A panel of three judges in Islamabad said that it would not deliberate on the issue until 30 June.
The government filed an urgent appeal challenging the ban on Wednesday.
It argued that election disputes should be heard by an election tribunal and not the courts, which it said had no jurisdiction in such matters.
Mr Sharif was barred from running in elections in February because of convictions relating to the 1999 coup in which he was toppled.
He wanted the ban lifted in time to run in Thursday's by-election, but on Monday the Lahore high court upheld the earlier ruling.
Prime Minister Yousuf Raza Gilani told parliament the government was appealing because Mr Sharif was a key partner in the governing coalition.
Mr Sharif (l) and Mr Zardari have been at loggerheads over the judges issue
"We have filed a petition in the supreme court on behalf of the federation, challenging the Lahore high court decision to bar Nawaz Sharif from contesting the by-election," deputy Attorney General Raja Abdur Rehman told the AFP news agency on Wednesday.
"Our plea is that under... the Pakistani constitution, election disputes should be heard by election tribunal and not the high court.
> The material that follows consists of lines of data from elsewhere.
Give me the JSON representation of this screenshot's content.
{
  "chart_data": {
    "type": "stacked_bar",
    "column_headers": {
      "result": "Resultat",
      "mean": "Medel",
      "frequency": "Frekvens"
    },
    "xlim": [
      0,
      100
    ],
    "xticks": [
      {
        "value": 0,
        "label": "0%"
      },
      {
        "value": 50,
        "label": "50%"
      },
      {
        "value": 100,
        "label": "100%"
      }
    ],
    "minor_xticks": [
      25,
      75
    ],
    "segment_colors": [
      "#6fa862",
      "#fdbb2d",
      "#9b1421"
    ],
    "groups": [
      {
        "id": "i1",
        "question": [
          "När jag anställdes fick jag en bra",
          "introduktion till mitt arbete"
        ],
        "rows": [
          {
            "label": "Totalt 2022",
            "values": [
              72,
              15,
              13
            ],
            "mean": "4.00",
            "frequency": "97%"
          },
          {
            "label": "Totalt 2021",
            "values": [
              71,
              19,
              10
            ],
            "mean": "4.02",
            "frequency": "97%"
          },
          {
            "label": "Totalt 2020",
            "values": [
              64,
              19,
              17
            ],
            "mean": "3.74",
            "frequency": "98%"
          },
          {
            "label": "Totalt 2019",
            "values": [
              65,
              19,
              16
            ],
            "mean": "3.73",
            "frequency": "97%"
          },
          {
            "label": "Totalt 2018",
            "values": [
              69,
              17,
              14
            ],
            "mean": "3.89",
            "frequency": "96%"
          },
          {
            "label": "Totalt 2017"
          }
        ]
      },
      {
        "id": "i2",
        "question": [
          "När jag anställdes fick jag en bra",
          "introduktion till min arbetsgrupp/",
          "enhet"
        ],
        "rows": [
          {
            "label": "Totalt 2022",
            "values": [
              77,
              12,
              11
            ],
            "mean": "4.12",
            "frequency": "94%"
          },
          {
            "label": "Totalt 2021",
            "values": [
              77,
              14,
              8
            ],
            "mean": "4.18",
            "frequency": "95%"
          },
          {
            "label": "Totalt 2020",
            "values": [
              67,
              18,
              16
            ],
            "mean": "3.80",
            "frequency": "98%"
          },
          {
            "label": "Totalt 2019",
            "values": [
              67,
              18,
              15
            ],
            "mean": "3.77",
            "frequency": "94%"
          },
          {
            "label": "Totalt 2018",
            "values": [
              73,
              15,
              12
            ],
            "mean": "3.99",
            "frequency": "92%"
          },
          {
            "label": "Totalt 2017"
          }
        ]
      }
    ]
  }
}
High courts have no jurisdiction to hear such cases."
Correspondents say Monday's ruling was a major political setback for Mr Sharif in his efforts to re-enter parliament.
His Pakistan Muslim League-Nawaz (PML-N) dismissed the ruling as "politically motivated", saying the judges who made it had been appointed by his rival, President Pervez Musharraf.
Mr Sharif has been demanding the immediate reinstatement of judges sacked by President Musharraf during a state of emergency last November.
Mr Sharif was deposed as prime minister by Gen Musharraf in a 1999 coup and later sent into exile, but has re-emerged as a major force in Pakistani politics.
His PML-N was the second largest party in the general elections in February that saw President Musharraf's allies routed.
Correspondents say the Lahore court's decision has exacerbated tensions between the PML-N and the main party in the governing coalition, the Pakistan People's Party (PPP).
The BBC's Barbara Plett says Mr Sharif's party joined the coalition government with the expectation that its leader was now clear to run for office.
Since then, though, the coalition has foundered, and the court's decision may further strain the fragile, anti-Musharraf alliance, our correspondent says.